The volume of trade exchange reached €2 billion ($2.29 billion) in 2015/2016, of which €1.5 billion were Egyptian imports and €0.5 billion were exports. The volume of French investments in Egypt amounted to €3.6 billion in 2015/2016.
In the transport sector, the Cairo Metro shows significant participation by French companies, with investments estimated at more than €2 billion since 1980. French companies were recently awarded the contract for the fourth phase of Line 3, with civil engineering for the same phase worth €1.12 billion.
In the military field, several major export contracts have been concluded, including the sale of four Corvette ships by DCNS (May 2014), 24 Rafale fighter aircraft by Dassault Aviation, a multi-mission frigate by DCNS and weapon systems by MBDA (February 2015).
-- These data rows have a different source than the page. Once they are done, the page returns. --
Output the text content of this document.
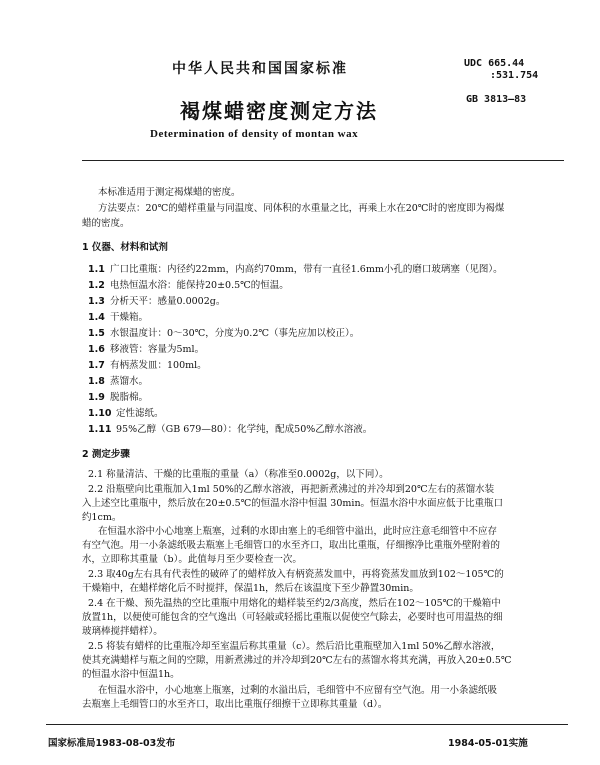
中华人民共和国国家标准	UDC 665.44
:531.754
褐煤蜡密度测定方法	GB 3813—83
Determination of density of montan wax
本标准适用于测定褐煤蜡的密度。
方法要点：20℃的蜡样重量与同温度、同体积的水重量之比，再乘上水在20℃时的密度即为褐煤
蜡的密度。
1 仪器、材料和试剂
1.1 广口比重瓶：内径约22mm，内高约70mm，带有一直径1.6mm小孔的磨口玻璃塞（见图）。
1.2 电热恒温水浴：能保持20±0.5℃的恒温。
1.3 分析天平：感量0.0002g。
1.4 干燥箱。
1.5 水银温度计：0～30℃，分度为0.2℃（事先应加以校正）。
1.6 移液管：容量为5ml。
1.7 有柄蒸发皿：100ml。
1.8 蒸馏水。
1.9 脱脂棉。
1.10 定性滤纸。
1.11 95%乙醇（GB 679—80）：化学纯，配成50%乙醇水溶液。
2 测定步骤
2.1 称量清洁、干燥的比重瓶的重量（a）（称准至0.0002g，以下同）。
2.2 沿瓶壁向比重瓶加入1ml 50%的乙醇水溶液，再把新煮沸过的并冷却到20℃左右的蒸馏水装
入上述空比重瓶中，然后放在20±0.5℃的恒温水浴中恒温 30min。恒温水浴中水面应低于比重瓶口
约1cm。
在恒温水浴中小心地塞上瓶塞，过剩的水即由塞上的毛细管中溢出，此时应注意毛细管中不应存
有空气泡。用一小条滤纸吸去瓶塞上毛细管口的水至齐口，取出比重瓶，仔细擦净比重瓶外壁附着的
水，立即称其重量（b）。此值每月至少要检查一次。
2.3 取40g左右具有代表性的破碎了的蜡样放入有柄瓷蒸发皿中，再将瓷蒸发皿放到102～105℃的
干燥箱中，在蜡样熔化后不时搅拌，保温1h，然后在该温度下至少静置30min。
2.4 在干燥、预先温热的空比重瓶中用熔化的蜡样装至约2/3高度，然后在102～105℃的干燥箱中
放置1h，以便使可能包含的空气逸出（可轻敲或轻摇比重瓶以促使空气除去，必要时也可用温热的细
玻璃棒搅拌蜡样）。
2.5 将装有蜡样的比重瓶冷却至室温后称其重量（c）。然后沿比重瓶壁加入1ml 50%乙醇水溶液，
使其充满蜡样与瓶之间的空隙，用新煮沸过的并冷却到20℃左右的蒸馏水将其充满，再放入20±0.5℃
的恒温水浴中恒温1h。
国家标准局1983-08-03发布	1984-05-01实施
在恒温水浴中，小心地塞上瓶塞，过剩的水溢出后，毛细管中不应留有空气泡。用一小条滤纸吸
去瓶塞上毛细管口的水至齐口，取出比重瓶仔细擦干立即称其重量（d）。
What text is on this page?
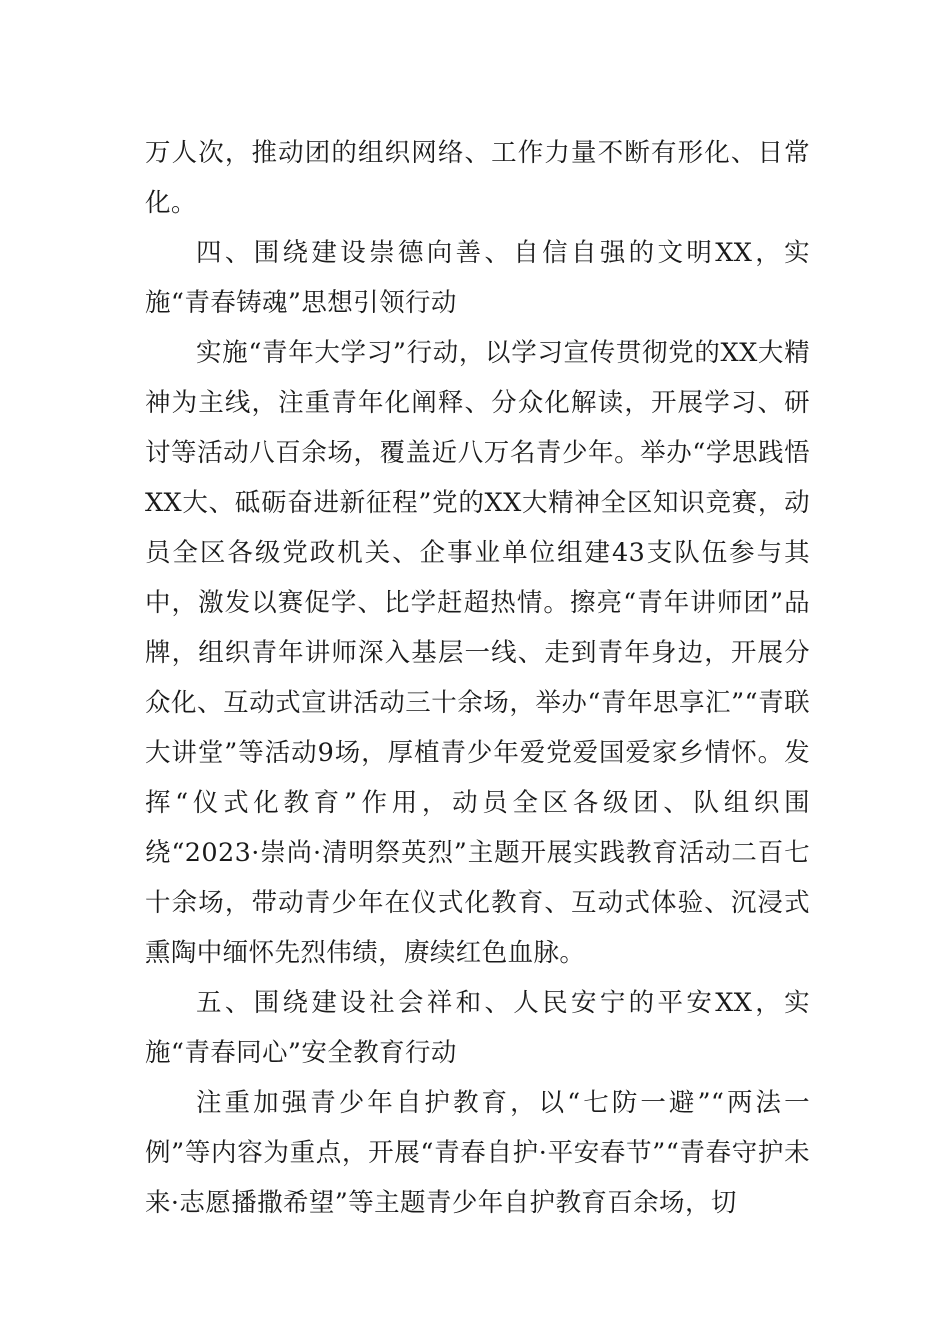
万人次，推动团的组织网络、工作力量不断有形化、日常化。

四、围绕建设崇德向善、自信自强的文明XX，实施“青春铸魂”思想引领行动

实施“青年大学习”行动，以学习宣传贯彻党的XX大精神为主线，注重青年化阐释、分众化解读，开展学习、研讨等活动八百余场，覆盖近八万名青少年。举办“学思践悟XX大、砥砺奋进新征程”党的XX大精神全区知识竞赛，动员全区各级党政机关、企事业单位组建43支队伍参与其中，激发以赛促学、比学赶超热情。擦亮“青年讲师团”品牌，组织青年讲师深入基层一线、走到青年身边，开展分众化、互动式宣讲活动三十余场，举办“青年思享汇”“青联大讲堂”等活动9场，厚植青少年爱党爱国爱家乡情怀。发挥“仪式化教育”作用，动员全区各级团、队组织围绕“2023·崇尚·清明祭英烈”主题开展实践教育活动二百七十余场，带动青少年在仪式化教育、互动式体验、沉浸式熏陶中缅怀先烈伟绩，赓续红色血脉。

五、围绕建设社会祥和、人民安宁的平安XX，实施“青春同心”安全教育行动

注重加强青少年自护教育，以“七防一避”“两法一例”等内容为重点，开展“青春自护·平安春节”“青春守护未来·志愿播撒希望”等主题青少年自护教育百余场，切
In October 2015, France agreed to sell two Mistral helicopter carriers to Egypt for €950 million, after their sale to Russia had been canceled in August 2015.
The France Institute leads cultural cooperation with Egypt through three centers in Cairo, Alexandria and Heliopolis.
There is also the French Research Institute for Development (IRD) in Cairo. It manages scientific programs on the relationship between man and the environment in the Asia-Pacific region, the Mediterranean region, Sub-Saharan Africa, Latin America and the Caribbean.
IRD is under the joint authority of French authorities responsible for international development assistance on one hand and research on the other. IRD’s three main functional areas are research, advisory services and capacity building.
France has other organizations in Egypt in the field of archaeology, including the French Institute of Oriental Archaeology (IFAO), the French-Egyptian Center for the Study of the Temples of Karnak (CFEETK) and the Centre d’Etudes Alexandrines (CEAlex), as well as several archaeological missions.
France has been under a state of emergency since November 2015, when 130 people were slaughtered in a wave of coordinated violence across Paris. The French anti-terrorism campaign coincided with Egypt's intensive fight against terror groups since the ousting of former Egyptian President Mohamed Morsi.
The bloody attacks forced France to strengthen its foreign policy in the Middle East, with priority given to besieging networks of foreign militants in Syria, Libya and Iraq.
Egypt has a particularly key role for France regarding Libya. The French administration believes that Egypt is the number one key to resolving the Libyan crisis, as well as an important player in Syria too.